The Federal Coalition is to strip the Australian Renewable Energy Agency of $150 million in funds over the next three years – and possibly up to $500 million – to help pay for its million solar rooftops plan.
The announcement came amid the budget costing released by treasury spokesman Joe Hockey on Thursday. Also revealed in the costings is the cancellation of the “geothermal and tidal” town programs – a key part of the original Direct Action plan – because the technologies had not progressed as quickly as thought.
Opposition climate spokesman told RenewEconomy the decision to cut $150 million from ARENA’s funding and direct it to solar rooftops cames as the Coalition also decided that the rebates offered under its millions solar roofs program will be cut from $1,000 per household to $500. This,and the $40 million from the “towns” program, form the bulk of cuts to Direct Action over the forward estimates, which will now have a budget of $2.88 billion instead of $3.2 billion.
The decision to draw funds from ARENA means less money for the agency to invest in its core programs, which included emerging renewable energies – possibly including solar thermal like that proposed in Port Augusta, as well as remote, off-grid and hybrid renewable programs. It also funds research and development through the former Australian Solar Institute.
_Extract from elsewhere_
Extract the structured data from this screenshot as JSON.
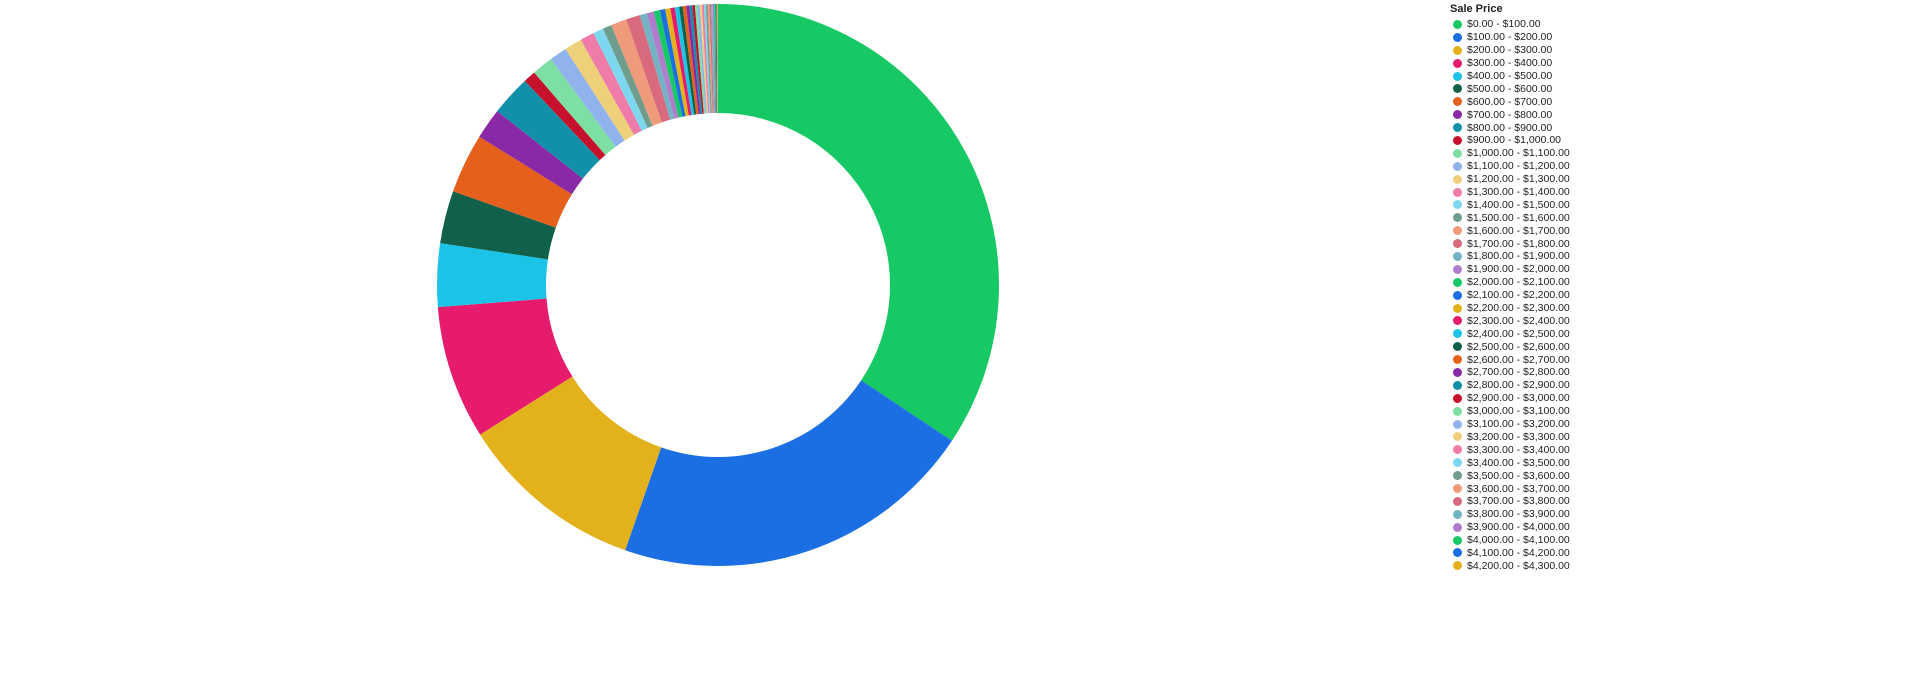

It is not clear if ARENA will be required to continue to fund the million roofs program over the 10 year period. If it is, it would strip a total of $500 million from its $3 billion budget. ARENA CEO Ivor Frischknett said the agency had not been officially advised of the funding changes. Over the long term it could impact its investment plans, but he said ARENA was also working on financing options – such as attracting bank finance for leases – that could help the Coalition achieve its policy aims.
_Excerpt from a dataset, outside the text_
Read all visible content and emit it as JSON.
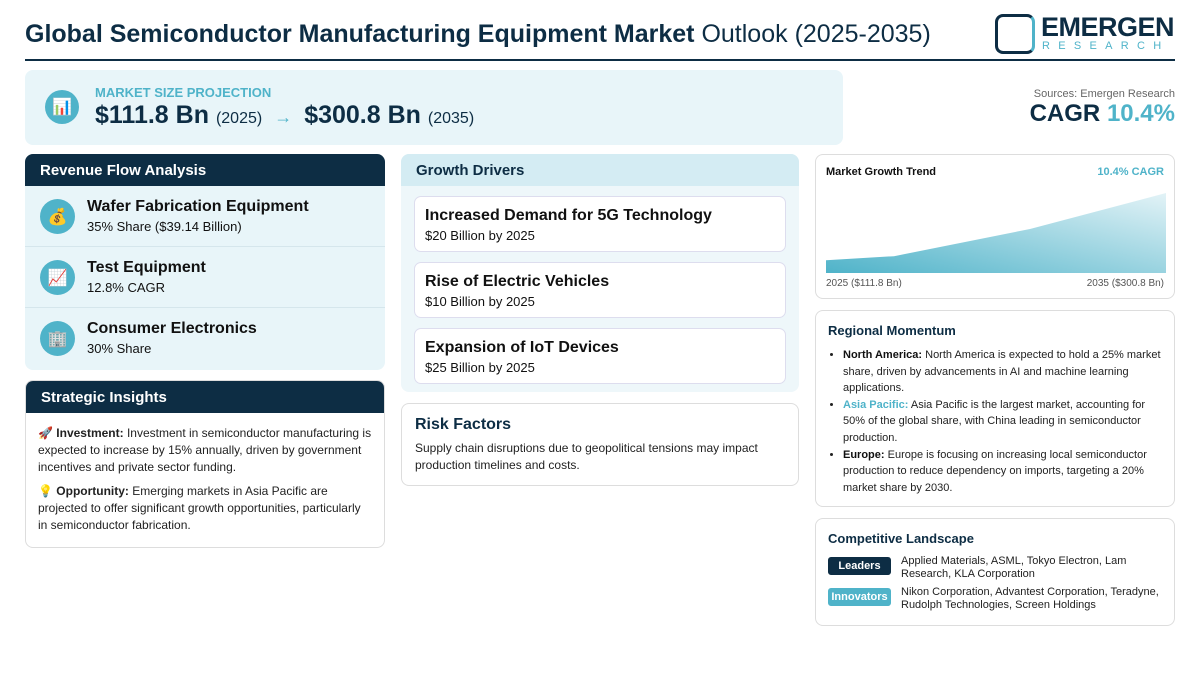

Hunt said the decision to cut the proposed rebate for the million solar roofs program reflected the falling cost of solar PV modules. He said it was yet to be decided where the funding would be sourced beyond the forward estimates.
The emissions reduction fund, a key component of the Direct Action policy, will retain its $1.55 billion funding over the forward estimates. Asked if Direct Action would be scalable beyond a 5% reduction target to 2020 – say to 15 per cent or 25 per cent – Hunt said that decision would be taken in 2015, after the international climate change conference scheduled for Paris.
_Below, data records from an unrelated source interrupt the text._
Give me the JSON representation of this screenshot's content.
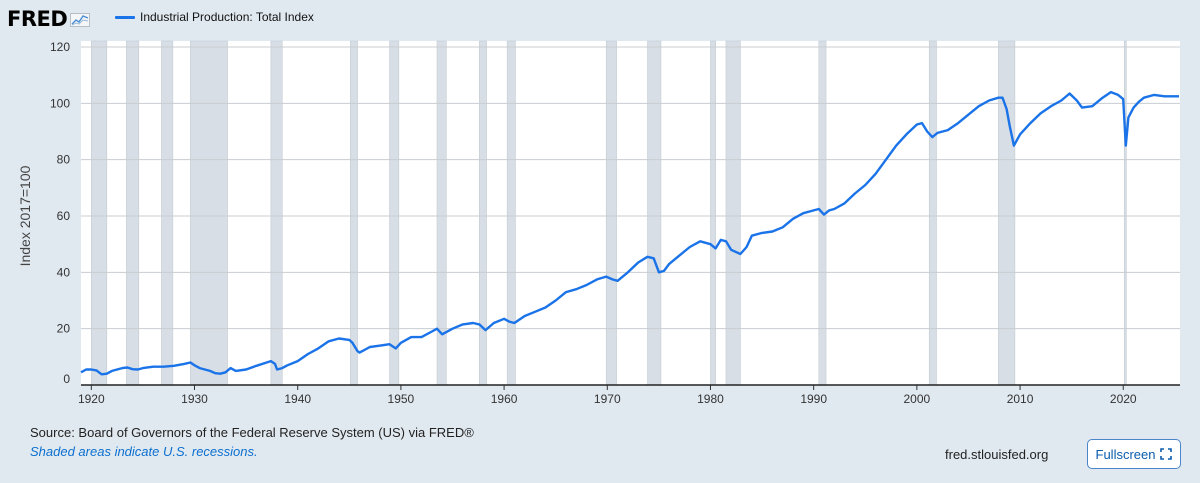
{
  "header": {
    "logo_text": "FRED",
    "legend_label": "Industrial Production: Total Index"
  },
  "footer": {
    "source_text": "Source: Board of Governors of the Federal Reserve System (US) via FRED®",
    "recession_note": "Shaded areas indicate U.S. recessions.",
    "site_url": "fred.stlouisfed.org",
    "fullscreen_label": "Fullscreen",
    "fullscreen_icon": "expand-icon"
  },
  "colors": {
    "series": "#1a73e8",
    "background": "#e1e9f0",
    "plot_background": "#ffffff",
    "recession_shade": "#d8dee5",
    "gridline": "#c8cdd2"
  },
  "chart_data": {
    "type": "line",
    "title": "",
    "xlabel": "",
    "ylabel": "Index 2017=100",
    "xlim": [
      1919.0,
      2025.5
    ],
    "ylim": [
      0,
      120
    ],
    "x_ticks": [
      1920,
      1930,
      1940,
      1950,
      1960,
      1970,
      1980,
      1990,
      2000,
      2010,
      2020
    ],
    "y_ticks": [
      0,
      20,
      40,
      60,
      80,
      100,
      120
    ],
    "grid": true,
    "legend_position": "top-left",
    "recessions": [
      [
        1920.0,
        1921.5
      ],
      [
        1923.4,
        1924.6
      ],
      [
        1926.8,
        1927.9
      ],
      [
        1929.6,
        1933.2
      ],
      [
        1937.4,
        1938.5
      ],
      [
        1945.1,
        1945.8
      ],
      [
        1948.9,
        1949.8
      ],
      [
        1953.5,
        1954.4
      ],
      [
        1957.6,
        1958.3
      ],
      [
        1960.3,
        1961.1
      ],
      [
        1969.9,
        1970.9
      ],
      [
        1973.9,
        1975.2
      ],
      [
        1980.0,
        1980.5
      ],
      [
        1981.5,
        1982.9
      ],
      [
        1990.5,
        1991.2
      ],
      [
        2001.2,
        2001.9
      ],
      [
        2007.9,
        2009.5
      ],
      [
        2020.1,
        2020.3
      ]
    ],
    "series": [
      {
        "name": "Industrial Production: Total Index",
        "x": [
          1919.0,
          1919.5,
          1920.0,
          1920.5,
          1921.0,
          1921.5,
          1922.0,
          1922.5,
          1923.0,
          1923.5,
          1924.0,
          1924.5,
          1925.0,
          1926.0,
          1927.0,
          1928.0,
          1929.0,
          1929.6,
          1930.0,
          1930.5,
          1931.0,
          1931.5,
          1932.0,
          1932.5,
          1933.0,
          1933.5,
          1934.0,
          1935.0,
          1936.0,
          1937.0,
          1937.4,
          1937.8,
          1938.0,
          1938.5,
          1939.0,
          1940.0,
          1941.0,
          1942.0,
          1943.0,
          1944.0,
          1945.0,
          1945.3,
          1945.8,
          1946.0,
          1947.0,
          1948.0,
          1948.9,
          1949.5,
          1950.0,
          1951.0,
          1952.0,
          1953.0,
          1953.5,
          1954.0,
          1955.0,
          1956.0,
          1957.0,
          1957.6,
          1958.2,
          1959.0,
          1960.0,
          1960.5,
          1961.0,
          1962.0,
          1963.0,
          1964.0,
          1965.0,
          1966.0,
          1967.0,
          1968.0,
          1969.0,
          1969.9,
          1970.5,
          1971.0,
          1972.0,
          1973.0,
          1973.9,
          1974.5,
          1975.0,
          1975.5,
          1976.0,
          1977.0,
          1978.0,
          1979.0,
          1980.0,
          1980.5,
          1981.0,
          1981.5,
          1982.0,
          1982.9,
          1983.5,
          1984.0,
          1985.0,
          1986.0,
          1987.0,
          1988.0,
          1989.0,
          1990.0,
          1990.5,
          1991.0,
          1991.5,
          1992.0,
          1993.0,
          1994.0,
          1995.0,
          1996.0,
          1997.0,
          1998.0,
          1999.0,
          2000.0,
          2000.5,
          2001.0,
          2001.5,
          2002.0,
          2003.0,
          2004.0,
          2005.0,
          2006.0,
          2007.0,
          2007.9,
          2008.3,
          2008.7,
          2009.0,
          2009.4,
          2010.0,
          2011.0,
          2012.0,
          2013.0,
          2014.0,
          2014.8,
          2015.5,
          2016.0,
          2017.0,
          2018.0,
          2018.8,
          2019.5,
          2020.0,
          2020.25,
          2020.5,
          2021.0,
          2021.5,
          2022.0,
          2023.0,
          2024.0,
          2025.0,
          2025.4
        ],
        "values": [
          4.5,
          5.5,
          5.5,
          5.2,
          3.8,
          4.0,
          5.0,
          5.5,
          6.0,
          6.2,
          5.6,
          5.5,
          6.0,
          6.5,
          6.5,
          6.8,
          7.5,
          8.0,
          7.0,
          6.0,
          5.5,
          5.0,
          4.2,
          4.0,
          4.5,
          6.0,
          5.0,
          5.5,
          6.8,
          8.0,
          8.5,
          7.5,
          5.5,
          6.0,
          7.0,
          8.5,
          11.0,
          13.0,
          15.5,
          16.5,
          16.0,
          15.0,
          12.0,
          11.5,
          13.5,
          14.0,
          14.5,
          13.0,
          15.0,
          17.0,
          17.0,
          19.0,
          20.0,
          18.0,
          20.0,
          21.5,
          22.0,
          21.5,
          19.5,
          22.0,
          23.5,
          22.5,
          22.0,
          24.5,
          26.0,
          27.5,
          30.0,
          33.0,
          34.0,
          35.5,
          37.5,
          38.5,
          37.5,
          37.0,
          40.0,
          43.5,
          45.5,
          45.0,
          40.0,
          40.5,
          43.0,
          46.0,
          49.0,
          51.0,
          50.0,
          48.5,
          51.5,
          51.0,
          48.0,
          46.5,
          49.0,
          53.0,
          54.0,
          54.5,
          56.0,
          59.0,
          61.0,
          62.0,
          62.5,
          60.5,
          62.0,
          62.5,
          64.5,
          68.0,
          71.0,
          75.0,
          80.0,
          85.0,
          89.0,
          92.5,
          93.0,
          90.0,
          88.0,
          89.5,
          90.5,
          93.0,
          96.0,
          99.0,
          101.0,
          102.0,
          102.0,
          98.0,
          92.0,
          85.0,
          89.0,
          93.0,
          96.5,
          99.0,
          101.0,
          103.5,
          101.0,
          98.5,
          99.0,
          102.0,
          104.0,
          103.0,
          101.5,
          85.0,
          95.0,
          98.5,
          100.5,
          102.0,
          103.0,
          102.5,
          102.5,
          102.5
        ]
      }
    ]
  }
}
“It’s capped and it’s fixed, and that is the policy for the foreseeable future,” Hunt told RenewEconomy. “We’ll address further measures if there is a change in international circumstances.”
The Coalition will also redirect $9 million from a clean energy employment hub to a national climate adaptation research facility.
The Coalition also announced a $185 million cut to the “connecting renewables” program, which was to be administered by the Department of Energy. It was designed to help fund transmission links to new renewable energy facilities.